Diskusi akademik tinjau perkara gula SNI suap dan gratifikasi

id berita padang,berita sumbar,gula

Diskusi akademik tinjau perkara gula SNI suap dan gratifikasi

Pakar dan akademisi hukum dalam kegiatan peluncuran sekaligus diskusi akademik terhadap "Buku Restorasi Keadilan Tinjauan Perkara SNI Suap dan Gratifikasi" di aula pascasarjana Fakuktas Hukum Universitas Andalas, Rabu (8/12). (Antarasumbar/Fathul Abdi)

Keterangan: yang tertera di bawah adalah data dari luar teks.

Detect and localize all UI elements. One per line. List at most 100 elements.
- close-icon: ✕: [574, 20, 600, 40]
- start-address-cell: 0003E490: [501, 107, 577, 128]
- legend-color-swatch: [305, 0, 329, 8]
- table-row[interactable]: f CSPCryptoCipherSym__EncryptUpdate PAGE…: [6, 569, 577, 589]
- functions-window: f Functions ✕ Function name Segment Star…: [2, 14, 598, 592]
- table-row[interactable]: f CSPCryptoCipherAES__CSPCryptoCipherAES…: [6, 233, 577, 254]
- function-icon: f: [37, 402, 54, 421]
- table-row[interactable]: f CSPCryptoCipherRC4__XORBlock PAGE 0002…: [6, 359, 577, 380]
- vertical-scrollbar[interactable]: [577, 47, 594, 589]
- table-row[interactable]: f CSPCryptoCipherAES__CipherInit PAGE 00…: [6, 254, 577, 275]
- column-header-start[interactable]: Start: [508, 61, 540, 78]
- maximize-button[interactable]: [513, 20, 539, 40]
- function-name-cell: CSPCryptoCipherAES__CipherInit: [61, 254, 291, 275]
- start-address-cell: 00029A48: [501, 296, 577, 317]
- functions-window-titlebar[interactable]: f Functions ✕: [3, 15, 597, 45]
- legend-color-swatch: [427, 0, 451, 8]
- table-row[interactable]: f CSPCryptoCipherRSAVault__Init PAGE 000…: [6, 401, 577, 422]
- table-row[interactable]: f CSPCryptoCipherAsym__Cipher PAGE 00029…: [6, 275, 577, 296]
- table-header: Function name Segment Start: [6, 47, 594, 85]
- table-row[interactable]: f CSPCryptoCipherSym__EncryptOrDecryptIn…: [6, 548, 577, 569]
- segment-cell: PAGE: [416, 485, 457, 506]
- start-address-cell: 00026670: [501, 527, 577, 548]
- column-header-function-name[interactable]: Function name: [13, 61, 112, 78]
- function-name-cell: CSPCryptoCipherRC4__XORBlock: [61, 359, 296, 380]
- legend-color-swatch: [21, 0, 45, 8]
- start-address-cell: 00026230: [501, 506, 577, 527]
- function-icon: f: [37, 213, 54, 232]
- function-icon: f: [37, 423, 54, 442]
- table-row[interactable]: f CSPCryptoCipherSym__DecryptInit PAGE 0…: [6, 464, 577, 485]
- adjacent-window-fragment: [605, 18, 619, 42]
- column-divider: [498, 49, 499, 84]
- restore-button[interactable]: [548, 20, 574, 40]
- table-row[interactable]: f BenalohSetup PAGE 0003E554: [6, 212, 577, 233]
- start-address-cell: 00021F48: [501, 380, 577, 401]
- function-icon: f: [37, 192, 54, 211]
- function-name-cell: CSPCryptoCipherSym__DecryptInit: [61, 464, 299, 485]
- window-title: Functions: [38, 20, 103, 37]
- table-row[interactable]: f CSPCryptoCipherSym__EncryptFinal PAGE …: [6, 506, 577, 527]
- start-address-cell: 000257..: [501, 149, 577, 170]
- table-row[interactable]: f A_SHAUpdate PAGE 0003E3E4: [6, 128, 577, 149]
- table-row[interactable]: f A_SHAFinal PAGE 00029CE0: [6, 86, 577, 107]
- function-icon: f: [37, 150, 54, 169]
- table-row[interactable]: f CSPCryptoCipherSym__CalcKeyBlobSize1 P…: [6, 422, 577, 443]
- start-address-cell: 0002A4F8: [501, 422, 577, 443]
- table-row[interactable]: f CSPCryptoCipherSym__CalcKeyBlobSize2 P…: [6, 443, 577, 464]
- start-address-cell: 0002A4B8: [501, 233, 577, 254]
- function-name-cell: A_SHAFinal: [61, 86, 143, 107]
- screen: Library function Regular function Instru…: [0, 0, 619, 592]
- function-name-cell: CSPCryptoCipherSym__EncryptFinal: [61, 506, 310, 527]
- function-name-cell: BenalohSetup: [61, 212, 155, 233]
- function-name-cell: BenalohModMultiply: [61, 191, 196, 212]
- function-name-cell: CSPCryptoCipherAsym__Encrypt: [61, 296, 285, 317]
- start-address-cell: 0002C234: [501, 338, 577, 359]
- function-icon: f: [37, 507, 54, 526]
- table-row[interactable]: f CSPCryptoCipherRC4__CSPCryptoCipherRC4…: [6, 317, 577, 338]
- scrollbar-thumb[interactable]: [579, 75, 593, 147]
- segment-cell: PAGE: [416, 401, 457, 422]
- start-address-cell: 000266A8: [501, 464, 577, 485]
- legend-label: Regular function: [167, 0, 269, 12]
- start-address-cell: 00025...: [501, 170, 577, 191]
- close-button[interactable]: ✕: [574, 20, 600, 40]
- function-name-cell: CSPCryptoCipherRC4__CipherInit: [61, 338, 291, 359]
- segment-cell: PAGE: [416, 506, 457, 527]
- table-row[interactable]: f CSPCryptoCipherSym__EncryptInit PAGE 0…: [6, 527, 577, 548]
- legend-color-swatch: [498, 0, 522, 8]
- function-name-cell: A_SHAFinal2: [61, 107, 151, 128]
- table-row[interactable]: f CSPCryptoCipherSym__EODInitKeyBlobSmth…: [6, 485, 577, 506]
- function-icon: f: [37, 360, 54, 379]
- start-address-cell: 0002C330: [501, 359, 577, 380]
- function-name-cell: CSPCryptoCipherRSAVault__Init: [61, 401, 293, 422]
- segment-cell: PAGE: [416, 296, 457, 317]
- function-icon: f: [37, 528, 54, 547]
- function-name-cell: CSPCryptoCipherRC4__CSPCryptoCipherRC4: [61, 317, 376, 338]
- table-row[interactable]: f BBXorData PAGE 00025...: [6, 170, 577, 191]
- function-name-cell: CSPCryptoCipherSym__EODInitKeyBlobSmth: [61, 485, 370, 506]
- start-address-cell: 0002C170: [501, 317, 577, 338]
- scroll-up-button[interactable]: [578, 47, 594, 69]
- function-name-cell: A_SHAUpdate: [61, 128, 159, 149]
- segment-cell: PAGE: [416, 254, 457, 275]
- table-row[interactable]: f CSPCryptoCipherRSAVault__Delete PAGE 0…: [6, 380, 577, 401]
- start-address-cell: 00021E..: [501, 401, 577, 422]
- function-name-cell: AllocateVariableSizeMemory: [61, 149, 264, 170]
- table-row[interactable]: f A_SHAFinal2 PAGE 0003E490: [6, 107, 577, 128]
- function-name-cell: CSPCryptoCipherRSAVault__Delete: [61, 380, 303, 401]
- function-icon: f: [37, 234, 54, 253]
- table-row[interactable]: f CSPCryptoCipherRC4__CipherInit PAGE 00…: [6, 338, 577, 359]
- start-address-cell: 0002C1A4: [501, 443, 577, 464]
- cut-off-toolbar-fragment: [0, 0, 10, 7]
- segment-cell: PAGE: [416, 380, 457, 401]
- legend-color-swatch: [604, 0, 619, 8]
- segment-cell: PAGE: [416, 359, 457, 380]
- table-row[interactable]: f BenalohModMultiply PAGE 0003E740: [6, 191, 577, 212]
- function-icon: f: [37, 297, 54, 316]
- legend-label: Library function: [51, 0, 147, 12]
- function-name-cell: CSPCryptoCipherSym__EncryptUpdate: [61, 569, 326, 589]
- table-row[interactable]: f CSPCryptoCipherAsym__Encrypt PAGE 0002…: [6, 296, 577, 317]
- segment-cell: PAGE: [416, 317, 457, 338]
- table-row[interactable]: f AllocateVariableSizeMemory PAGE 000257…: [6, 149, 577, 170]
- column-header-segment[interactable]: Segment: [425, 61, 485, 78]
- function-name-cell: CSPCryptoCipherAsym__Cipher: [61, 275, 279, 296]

Yang banyak kita bicarakan tadi adalah mengenai kasus penjualan gula non SNI oleh Xaveriandy Sutanto sesuai yang diputus oleh pengadilan,
Padang (ANTARA) - Sejumlah pakar dan akademisi hukum hadir dalam peluncuran sekaligus diskusi akademik terhadap "Buku Restorasi Keadilan Tinjauan Perkara SNI Suap dan Gratifikasi" di aula pascasarjana Fakuktas Hukum Universitas Andalas, Rabu.

Beberapa akademis yang menjadi pembedah adalah Profesor Dr Eman Suparman (Unpad), Profesor Dr Sutekti (Undip), Profesor Dr Elwi Danil (Unand), Profesor Dr Esmi Warasih Pudjirahayu, Dr Maqdir Ismail (Al Azhar Jakarta), dan Dr Abdul Jamil (UII Jogya) yang menyampaikan secara dalam jaringan.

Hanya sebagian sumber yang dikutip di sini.